彼が私に協力してくれたことへの謝礼として行うこと。
私が支払うべき、当然の対価なのだ。
▼▼▼
「さて、色々と吐いてもらおうかしら?」
バレオンへ制裁を下す前に、私はグラズの頼み事を叶えるため、バレオンの口に詰めていたタオルを引っ剥がした。
「ぷはっ……はぁ、はぁ……!」
ずっと騒いでいたからか、バレオンの息は上がっていた。
馬車には、靴で蹴り飛ばしたような傷があり、バレオンが必死に抵抗したことがよく分かる。

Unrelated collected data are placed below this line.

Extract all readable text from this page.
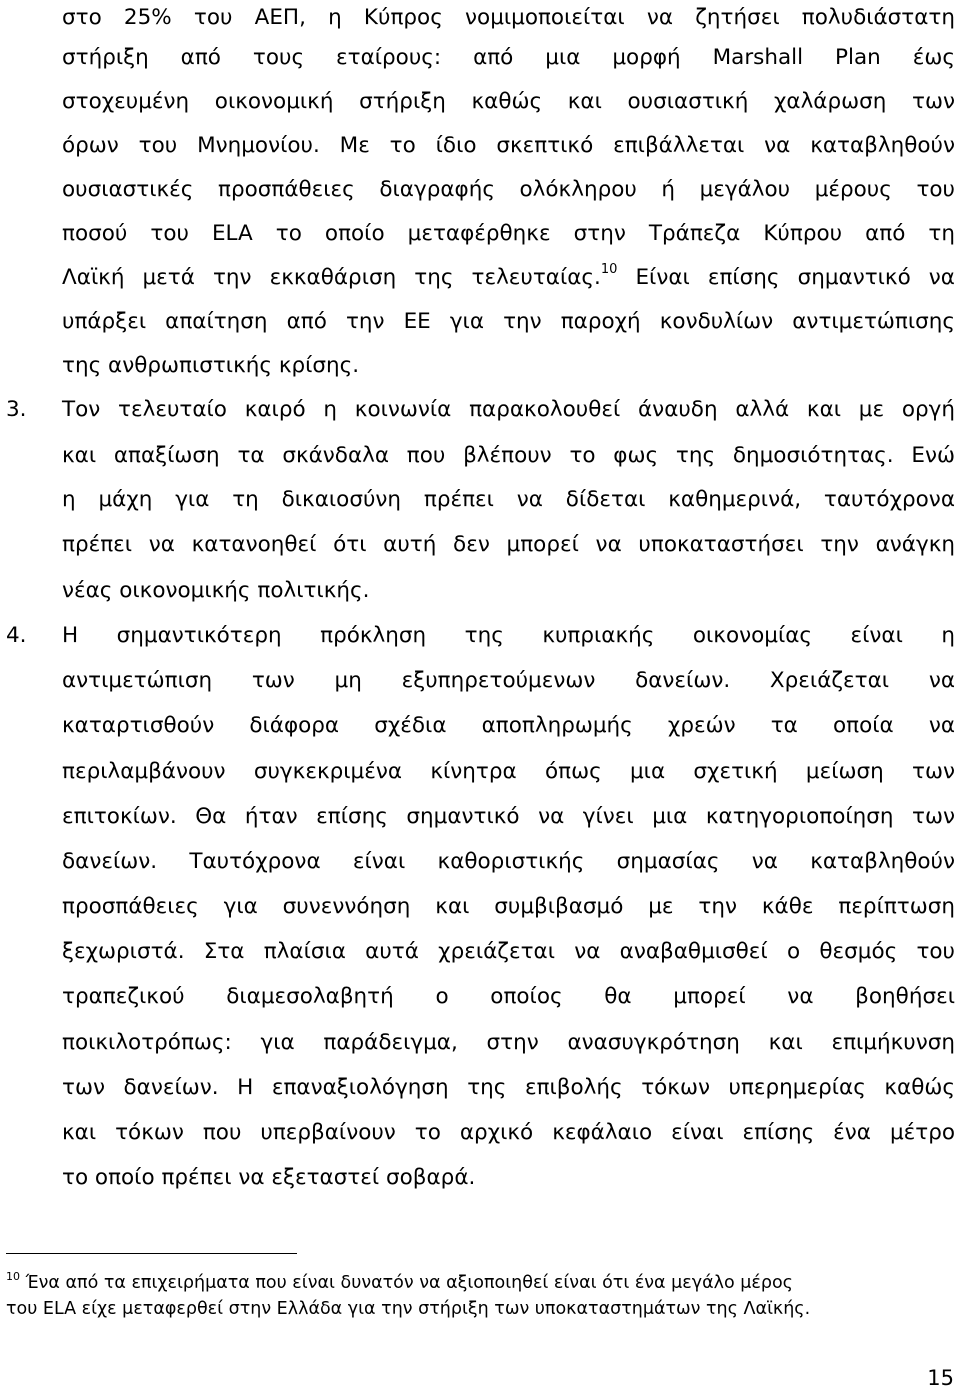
στο 25% του ΑΕΠ, η Κύπρος νομιμοποιείται να ζητήσει πολυδιάστατη
στήριξη από τους εταίρους: από μια μορφή Marshall Plan έως
στοχευμένη οικονομική στήριξη καθώς και ουσιαστική χαλάρωση των
όρων του Μνημονίου. Με το ίδιο σκεπτικό επιβάλλεται να καταβληθούν
ουσιαστικές προσπάθειες διαγραφής ολόκληρου ή μεγάλου μέρους του
ποσού του ELA το οποίο μεταφέρθηκε στην Τράπεζα Κύπρου από τη
Λαϊκή μετά την εκκαθάριση της τελευταίας.$^{10}$ Είναι επίσης σημαντικό να
υπάρξει απαίτηση από την ΕΕ για την παροχή κονδυλίων αντιμετώπισης
της ανθρωπιστικής κρίσης.
3.	Τον τελευταίο καιρό η κοινωνία παρακολουθεί άναυδη αλλά και με οργή
και απαξίωση τα σκάνδαλα που βλέπουν το φως της δημοσιότητας. Ενώ
η μάχη για τη δικαιοσύνη πρέπει να δίδεται καθημερινά, ταυτόχρονα
πρέπει να κατανοηθεί ότι αυτή δεν μπορεί να υποκαταστήσει την ανάγκη
νέας οικονομικής πολιτικής.
4.	Η σημαντικότερη πρόκληση της κυπριακής οικονομίας είναι η
αντιμετώπιση των μη εξυπηρετούμενων δανείων. Χρειάζεται να
καταρτισθούν διάφορα σχέδια αποπληρωμής χρεών τα οποία να
περιλαμβάνουν συγκεκριμένα κίνητρα όπως μια σχετική μείωση των
επιτοκίων. Θα ήταν επίσης σημαντικό να γίνει μια κατηγοριοποίηση των
δανείων. Ταυτόχρονα είναι καθοριστικής σημασίας να καταβληθούν
προσπάθειες για συνεννόηση και συμβιβασμό με την κάθε περίπτωση
ξεχωριστά. Στα πλαίσια αυτά χρειάζεται να αναβαθμισθεί ο θεσμός του
τραπεζικού διαμεσολαβητή ο οποίος θα μπορεί να βοηθήσει
ποικιλοτρόπως: για παράδειγμα, στην ανασυγκρότηση και επιμήκυνση
των δανείων. Η επαναξιολόγηση της επιβολής τόκων υπερημερίας καθώς
και τόκων που υπερβαίνουν το αρχικό κεφάλαιο είναι επίσης ένα μέτρο
το οποίο πρέπει να εξεταστεί σοβαρά.
$^{10}$ Ένα από τα επιχειρήματα που είναι δυνατόν να αξιοποιηθεί είναι ότι ένα μεγάλο μέρος
του ELA είχε μεταφερθεί στην Ελλάδα για την στήριξη των υποκαταστημάτων της Λαϊκής.
15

しかし、私はそれを気に留めずにバレオンの襟首を掴み、軽く持ち上げた。
「誘拐したグラズの息子の居場所を吐きなさい」
「な……なんの、話を」
「知らないと言い張るのなら、腕の一本や二本、切り落としてもいいのよ?」
「ひ……ぅぐっ……!」
瞳で圧をかける。
バレオンは、視線を逸らして、冷や汗をかき始めた。
唇が震えている。
そして、みっともなくズボンがぐちょぐちょに濡れ始めた。
「あらあら、そんなに怯えなくてもいいのよ。貴方は大人しく、知っていることを素直に教えてくれればいいんだから」
バレオンを更に高く持ち上げる。
苦しそうに、足をバタつかせるが、私の掴んだ手から逃れることはできない。
「もう一度だけ問うわ。グラズの息子をどこにやったの?」
「……うっ……グラズ、の……息子は……!」
「グラズの息子は?」
再び、強く声を上げると、バレオンは息絶え絶えに答えた。
「う、売っちまったよ……!」
──売った?
「詳しく話しなさい」
「臓器売買をしている……やつらが、ガキの臓器は、高値で売れるって……だから……っ」
「なるほど……そう。もう十分だわ」
それだけ聞ければ、もうバレオンに話してもらう必要はない。
私は再び彼の口にタオルを押し込んだ。
「んぐっ……!」
バレオンの襟首から手を離す。
彼は、スッと垂直に落下し、地面に腰を強く叩きつけた。
「んんっ……!」
──彼の息子を助けるのには、少し遅かったわね。
グラズの息子はもう……死んでいる。
臓器の売買をしているグループを探し当てたところで、彼の息子が戻ってはこない。
きっともう、臓器や部位がバラバラにされ、闇市に流されているはずだ。
「……はぁ、最悪な気分ね。他人事ではあるけれど、ムカムカするわ」
その瞬間、私はグラズと交わした約束を遂行できないことが確定してしまった。
イライラだけが募り、私は大きな舌打ちをした。